Em tempos de relações rasas, ghosthing, pouco envolvimento e facilidades para o sexo, homem releva um retrato íntimo e comovente da solidão de uma grande cidade, onde ter tudo à mão poder ser o mesmo que não ter nada

Por Redação Canal MF

“As andorinhas são os animais mais felizes do mundo. Muito triste ver o animal mais feliz do mundo em pedaços.” É fazendo referência à felicidade de uma espécie de aves que o autor Flavio Cafiero inicia o romance Diga que não me conhece, ganhador do Prêmio APCA de Literatura em 2021. Em 2024, é assim que se inicia também o espetáculo, adaptado a partir deste livro pela dupla Ester Laccava e Vinicius Aguiar, também diretora e ator idealizador do projeto, em cartaz no Teatro Itália

A condição de felicidade que Cafiero expõe no início desta obra vai se desmanchando ao mostrar as relações de amor, sexo e amizade em uma cidade como São Paulo, cenário emblemático na literatura do autor carioca. O foco aqui são os desafios enfrentados por pessoas LGBTQIA+ acima dos 40 anos, perfil do personagem central. Essa geração, que viveu em uma época na qual assumir sua identidade ou falar abertamente sobre o amor era visto como tabu. Agora, com o fenômeno dos aplicativos e da liberdade nas relações tão extrapoladas, quanto rarefeitas, se depara com um estranhamento sobre como ser e amar. 

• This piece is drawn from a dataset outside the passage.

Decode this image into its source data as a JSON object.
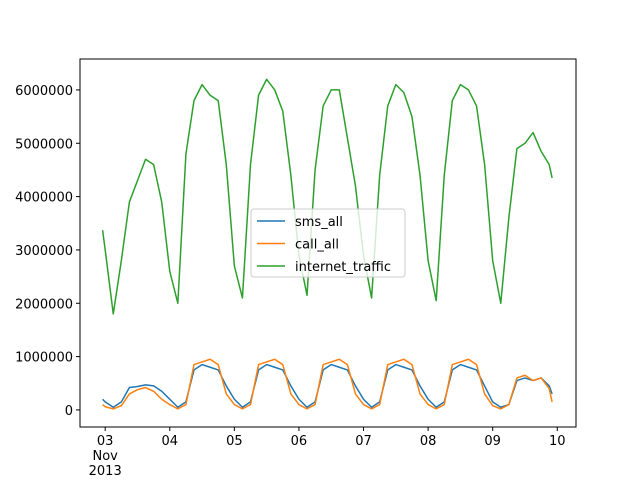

Vinicius Aguiar em Diga Que Não Me Conhece. Foto André Arthur

A falta de densidade nas relações afetivas contemporâneas expostas por relacionamentos menos duradouros é algo que para o autor tem relação com as fragmentações e imediatismo que as redes sociais propiciam às novas gerações. E isso reverbera também nas fruições artísticas. Não à toa, para o autor, ver o seu livro sendo adaptado para o teatro é um ato de resistência a essa época de amores líquidos, conceito explorado pelo filósofo e sociólogo polonês Zygmunt Bauman.

Vivemos tempos de fragmentação da atenção e da fruição artística. Nesse sentido, a arte em geral, mas o teatro e a literatura especificamente, são lugares de resistência. Sair de casa e assistir a um espetáculo de uma hora, sem interrupções, é um ato heroico em meio a vidas regadas a internet e smartphones. Mergulhar por horas, dias ou semanas em um livro é a verdadeira realidade paralela nos dias que correm”, completa Cafiero.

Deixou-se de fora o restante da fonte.